U.S. Department of Justice

United States Attorney
Northern District of California

Thursday, APRIL 15, 2010

Former CFO of Private Equity Fund Pleads Guilty to Insider Trading Charges

SAN FRANCISCO - King Chuen Tang pleaded guilty to insider trading charges in federal court in San Francisco today, United States Attorney Joseph P. Russoniello announced.

In pleading guilty, Tang admitted that in the Spring of 2008, while working as the CFO of a private equity fund, he misappropriated inside information regarding Tempur-Pedic International, Inc.  The information involved a pre-announcement of earnings news and plans for Tang’s equity fund to purchase a large stake of Tempur-Pedic.  Tang shared that inside information with friends, and both he and his friends invested as a result of learning that information.  In 2007, Tang had received inside information from his brother-in-law who was then the CFO of a venture capital fund.  He also shared this information with his friends, and both he and his friends invested based on the inside information.  In all, Tang and his friends made approximately $5.5 million from the trades executed after learning the inside information.

Tang, 40, of Fremont, Calif., was charged in an Information with one count of conspiracy to commit insider trading and one count of insider trading in violation of Title 18, United States Code, Section 371, and Title 15, United States Code, Sections 78j(b) and 78ff and C.F.R. §§ 24.10b5, 240.10b5-1 and 240.10b5-2.  Pursuant to the plea agreement, Tang pled guilty to all counts.

Tang is out on bail.  He is next scheduled to appear before U.S. District Court Judge Jeffrey S. White in San Francisco on Sept. 16, 2010, for status.  The maximum statutory penalty for the conspiracy count is five years of imprisonment and a $250,000 fine.  The maximum statutory penalty for the insider trading count is twenty years of imprisonment and a $5 million fine.  However, any sentence following conviction would be imposed by the court after consideration of the U.S. Sentencing Guidelines and the federal statute governing the imposition of a sentence, 18 U.S.C. § 3553.
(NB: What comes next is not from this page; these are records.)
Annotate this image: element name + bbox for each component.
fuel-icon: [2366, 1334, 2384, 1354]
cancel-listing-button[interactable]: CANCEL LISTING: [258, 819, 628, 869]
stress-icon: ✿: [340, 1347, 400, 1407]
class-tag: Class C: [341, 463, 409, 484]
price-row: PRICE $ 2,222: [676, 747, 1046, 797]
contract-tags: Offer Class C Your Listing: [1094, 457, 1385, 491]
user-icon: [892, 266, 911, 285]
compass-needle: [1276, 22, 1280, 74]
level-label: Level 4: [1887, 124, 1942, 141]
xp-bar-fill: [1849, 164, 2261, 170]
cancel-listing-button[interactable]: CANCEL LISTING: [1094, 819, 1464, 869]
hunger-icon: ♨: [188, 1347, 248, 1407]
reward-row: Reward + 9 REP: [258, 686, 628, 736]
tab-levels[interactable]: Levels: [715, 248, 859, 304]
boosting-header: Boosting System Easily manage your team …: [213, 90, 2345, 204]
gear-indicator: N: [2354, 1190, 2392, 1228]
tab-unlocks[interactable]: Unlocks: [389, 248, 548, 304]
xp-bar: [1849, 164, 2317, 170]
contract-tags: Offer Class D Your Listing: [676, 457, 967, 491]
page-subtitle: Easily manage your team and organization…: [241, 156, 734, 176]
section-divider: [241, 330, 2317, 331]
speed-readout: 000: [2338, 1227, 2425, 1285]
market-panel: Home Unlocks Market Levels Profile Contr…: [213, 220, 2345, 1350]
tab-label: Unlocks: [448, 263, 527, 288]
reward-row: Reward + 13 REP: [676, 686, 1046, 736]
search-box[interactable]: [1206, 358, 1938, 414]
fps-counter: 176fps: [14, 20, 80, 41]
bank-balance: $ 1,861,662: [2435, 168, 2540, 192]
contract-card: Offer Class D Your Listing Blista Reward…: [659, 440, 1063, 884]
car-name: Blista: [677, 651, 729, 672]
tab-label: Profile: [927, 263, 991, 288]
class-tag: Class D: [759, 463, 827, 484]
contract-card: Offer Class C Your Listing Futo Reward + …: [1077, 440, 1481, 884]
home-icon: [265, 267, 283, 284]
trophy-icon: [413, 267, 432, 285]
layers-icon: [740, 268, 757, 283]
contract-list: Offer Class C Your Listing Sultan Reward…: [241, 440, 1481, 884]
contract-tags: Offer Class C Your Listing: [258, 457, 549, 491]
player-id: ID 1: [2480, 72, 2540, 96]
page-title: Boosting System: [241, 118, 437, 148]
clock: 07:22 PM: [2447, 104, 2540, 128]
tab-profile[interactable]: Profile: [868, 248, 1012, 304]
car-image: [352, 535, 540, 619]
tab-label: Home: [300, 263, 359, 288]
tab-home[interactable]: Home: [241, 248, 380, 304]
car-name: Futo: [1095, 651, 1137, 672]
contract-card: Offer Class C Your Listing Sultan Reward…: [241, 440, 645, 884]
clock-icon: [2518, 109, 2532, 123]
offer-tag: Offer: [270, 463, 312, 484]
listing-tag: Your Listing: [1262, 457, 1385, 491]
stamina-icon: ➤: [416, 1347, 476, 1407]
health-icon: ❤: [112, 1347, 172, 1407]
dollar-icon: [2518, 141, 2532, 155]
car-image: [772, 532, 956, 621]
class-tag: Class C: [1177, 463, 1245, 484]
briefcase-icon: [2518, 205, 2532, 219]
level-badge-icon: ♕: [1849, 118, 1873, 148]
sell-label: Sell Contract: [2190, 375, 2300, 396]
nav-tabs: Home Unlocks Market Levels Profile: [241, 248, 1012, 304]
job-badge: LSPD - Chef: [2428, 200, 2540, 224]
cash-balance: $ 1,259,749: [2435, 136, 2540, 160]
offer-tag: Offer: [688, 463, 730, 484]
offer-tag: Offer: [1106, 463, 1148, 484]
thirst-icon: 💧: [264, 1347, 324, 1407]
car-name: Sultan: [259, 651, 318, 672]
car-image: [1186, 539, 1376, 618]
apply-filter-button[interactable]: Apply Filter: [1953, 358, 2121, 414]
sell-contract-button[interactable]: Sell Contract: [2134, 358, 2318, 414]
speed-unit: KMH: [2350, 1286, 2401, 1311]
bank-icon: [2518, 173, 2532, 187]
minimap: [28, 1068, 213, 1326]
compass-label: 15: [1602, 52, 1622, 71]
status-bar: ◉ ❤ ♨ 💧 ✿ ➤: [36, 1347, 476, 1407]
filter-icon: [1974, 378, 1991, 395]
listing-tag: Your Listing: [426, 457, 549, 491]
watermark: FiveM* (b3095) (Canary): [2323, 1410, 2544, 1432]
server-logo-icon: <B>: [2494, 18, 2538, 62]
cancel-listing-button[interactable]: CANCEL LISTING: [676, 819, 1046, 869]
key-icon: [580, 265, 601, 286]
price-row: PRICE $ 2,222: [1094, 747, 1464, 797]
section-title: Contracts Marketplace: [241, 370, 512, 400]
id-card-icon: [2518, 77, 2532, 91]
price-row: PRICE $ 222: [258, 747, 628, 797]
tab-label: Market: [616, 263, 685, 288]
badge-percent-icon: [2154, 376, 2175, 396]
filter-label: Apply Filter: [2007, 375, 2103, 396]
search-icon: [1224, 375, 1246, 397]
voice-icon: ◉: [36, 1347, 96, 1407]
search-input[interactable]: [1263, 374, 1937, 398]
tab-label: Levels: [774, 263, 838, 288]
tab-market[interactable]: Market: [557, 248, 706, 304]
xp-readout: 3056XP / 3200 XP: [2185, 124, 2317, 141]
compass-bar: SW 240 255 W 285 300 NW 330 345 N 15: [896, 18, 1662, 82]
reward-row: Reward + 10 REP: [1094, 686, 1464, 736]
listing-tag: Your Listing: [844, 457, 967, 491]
Jonathan Schmidt is the Assistant U.S. Attorney who is prosecuting the case with the assistance of Ponly Tu.  The prosecution is the result of a one-year investigation by the Federal Bureau of Investigation.

Securities fraud is a major focus of President Barack Obama’s Financial Fraud Enforcement Task Force. President Obama established the interagency Financial Fraud Enforcement Task Force to wage an aggressive, coordinated and proactive effort to investigate and prosecute financial crimes.  The task force includes representatives from a broad range of federal agencies, regulatory authorities, inspectors general, and state and local law enforcement who, working together, bring to bear a powerful array of criminal and civil enforcement resources. The task force is working to improve efforts across the federal executive branch, and with state and local partners, to investigate and prosecute significant financial crimes, ensure just and effective punishment for those who perpetrate financial crimes, combat discrimination in the lending and financial markets, and recover proceeds for victims of financial crimes.